Faszinierend nach vor die Tonbandschleifen von mehreren synchron schellenden Weckern beziehungsweise dem Klingeln eine einer Registrierkasse oder die Geräusche eines explodierenden Flugzeuges, mit denen ein Song ausklingt. Es ist wichtig, sich mit diesem Abstand zu erinnern, es war 1973 als dieses Album mit Klangschleifen und Synthesizerloops bereits Techniken vorwegnahm, die erst Jahrzehnte später zur Selbstverständlichkeit wurden, als man am Rechner damit begann, Klangklötzchen zu verschieben.
Auch die Erkenntnis, das auch das Tonstudio ein Instrument ist, war nicht gerade neu.
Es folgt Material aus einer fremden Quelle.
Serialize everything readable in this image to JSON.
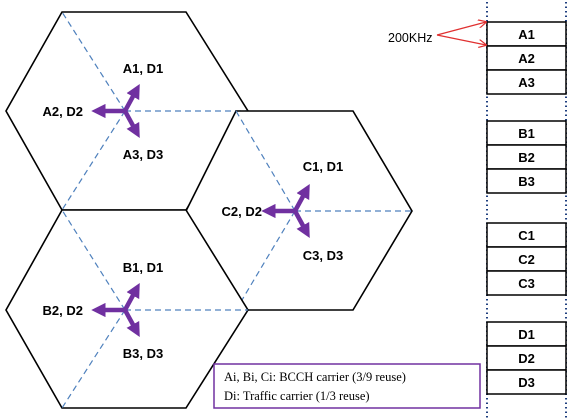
{
  "colors": {
    "arrow": "#7030A0",
    "dashed_line": "#4F81BD",
    "note_border": "#7030A0",
    "pointer": "#E03030",
    "stroke": "#000000"
  },
  "cells": [
    {
      "id": "A",
      "sector_labels": {
        "upper": "A1, D1",
        "left": "A2, D2",
        "lower": "A3, D3"
      }
    },
    {
      "id": "C",
      "sector_labels": {
        "upper": "C1, D1",
        "left": "C2, D2",
        "lower": "C3, D3"
      }
    },
    {
      "id": "B",
      "sector_labels": {
        "upper": "B1, D1",
        "left": "B2, D2",
        "lower": "B3, D3"
      }
    }
  ],
  "carrier_label": "200KHz",
  "carrier_column": {
    "groups": [
      [
        "A1",
        "A2",
        "A3"
      ],
      [
        "B1",
        "B2",
        "B3"
      ],
      [
        "C1",
        "C2",
        "C3"
      ],
      [
        "D1",
        "D2",
        "D3"
      ]
    ]
  },
  "note": {
    "line1": "Ai, Bi, Ci: BCCH carrier (3/9 reuse)",
    "line2": "Di: Traffic carrier (1/3 reuse)"
  }
}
Mit zeitlichem Abstand höre ich dieses Album als Space-Operette, im Gegensatz zu Mozart oder Monteverdi haben die Floyds eher leicht konsumierbare, eingängige Musik komponiert, eine eher sentimentale Handlung und gesprochene Dialoge zwischen den Musiknummern präsentiert, ein tönendes Denkmal für das, was Pop mal konnte. Und sich nicht mehr zutraut.
Die Punks haben die Hippies in Grund und Boden gerockt, es spricht einiges dafür, dass Pink Floyd vier Jahre zuvor das Requiem auf die Protestkultur geschrieben hat.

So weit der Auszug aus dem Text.